Muhammad Darwish discusses the following: his knowledge of the Ottoman period and World War I came from his father; military conscription involved taking Arabs to the army by force; people used to run away from conscription; his uncle married a woman from the Ta‘amra Bedouin tribes to avoid conscription (her surname was Mahameed), but when the war worsened he had pay 50 gold lira; different types of guns; men were taken to Iraq and Yemen during the war; marriage in those days was easy and not so expensivel; wedding customs including the use of a special camel, slaughtering a sheep for the engagement; people used to gather in their courtyards to tell stories; education consisted only of reading the Quran in the mosque and basic reading and writing; discusses dissemination of news – little information during the Ottoman period but during the British Mandate radios became more common; emigration from al-Khader to the Americas – required special papers to travel; when the British arrived in Palestine they gave people biscuits; men used to marry off their daughters to pay their debts or take a piece of land; local castle/fort where the Ottoman governor used to live; when Ottomans were defeated in the war they left boxes full of gold; building of the famous gate at the entrance to al-Khader in the Ottoman period; Russian pilgrims used to walk through the village on their way to Hebron.

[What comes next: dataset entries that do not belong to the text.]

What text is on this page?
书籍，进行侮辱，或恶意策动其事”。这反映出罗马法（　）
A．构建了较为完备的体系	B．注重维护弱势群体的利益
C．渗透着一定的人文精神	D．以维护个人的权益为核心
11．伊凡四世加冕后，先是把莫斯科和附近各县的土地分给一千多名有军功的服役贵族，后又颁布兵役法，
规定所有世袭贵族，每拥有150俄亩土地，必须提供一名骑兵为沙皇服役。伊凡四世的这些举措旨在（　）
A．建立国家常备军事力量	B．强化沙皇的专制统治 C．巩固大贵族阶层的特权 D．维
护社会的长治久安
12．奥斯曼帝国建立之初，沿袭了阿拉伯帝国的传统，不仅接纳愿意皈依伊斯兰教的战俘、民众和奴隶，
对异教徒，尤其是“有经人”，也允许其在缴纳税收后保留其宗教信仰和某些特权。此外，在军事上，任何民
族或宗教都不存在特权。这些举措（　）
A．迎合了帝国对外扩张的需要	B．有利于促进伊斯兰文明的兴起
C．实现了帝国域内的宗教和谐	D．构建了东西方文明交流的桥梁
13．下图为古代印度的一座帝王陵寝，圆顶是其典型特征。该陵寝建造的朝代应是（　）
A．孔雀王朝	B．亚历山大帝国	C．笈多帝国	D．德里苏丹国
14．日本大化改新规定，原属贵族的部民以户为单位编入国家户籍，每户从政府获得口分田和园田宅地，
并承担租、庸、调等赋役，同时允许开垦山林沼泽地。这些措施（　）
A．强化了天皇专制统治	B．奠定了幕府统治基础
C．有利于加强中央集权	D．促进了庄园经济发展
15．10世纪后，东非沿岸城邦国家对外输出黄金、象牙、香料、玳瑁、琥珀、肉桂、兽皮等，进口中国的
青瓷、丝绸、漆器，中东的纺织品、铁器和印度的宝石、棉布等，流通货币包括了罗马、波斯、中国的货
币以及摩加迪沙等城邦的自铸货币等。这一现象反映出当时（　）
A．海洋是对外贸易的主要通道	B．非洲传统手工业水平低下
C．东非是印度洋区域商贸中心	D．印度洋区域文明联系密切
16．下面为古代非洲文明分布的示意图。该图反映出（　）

Mahmoud Saleh discusses the following: the Ottomans took people by force and made them walk or ride on camels to move from one place to another; his father was conscripted along with his friend; people started marrying foreign women to avoid conscription; when people got married the groom had to buy the clothes and the wedding dress, they killed goats and sheep, and the bride rode on a camel; when someone died they used to scream; every house had its own courtyard to meet, chat and serve coffee – foreigners used to take tours around all the courtyards; people used to help each other in their lives; education was conducted in the home and the teacher took wheat and food as payment; in the Ottoman period women used to harvest the fields; people emigrated overseas; people used to trade their daughters for a piece of land; medicines were made from herbs.
Original audio recording: 4 cassette tapes.
Transcript: word for word.
In the original collection at Bethlehem University these cassette tapes were categorised as File 9 of Box 12.
This fileset exists as part of the Ottoman Empire and the World War I collection within the Bethlehem University Oral History Project of the Planet Bethlehem Archive.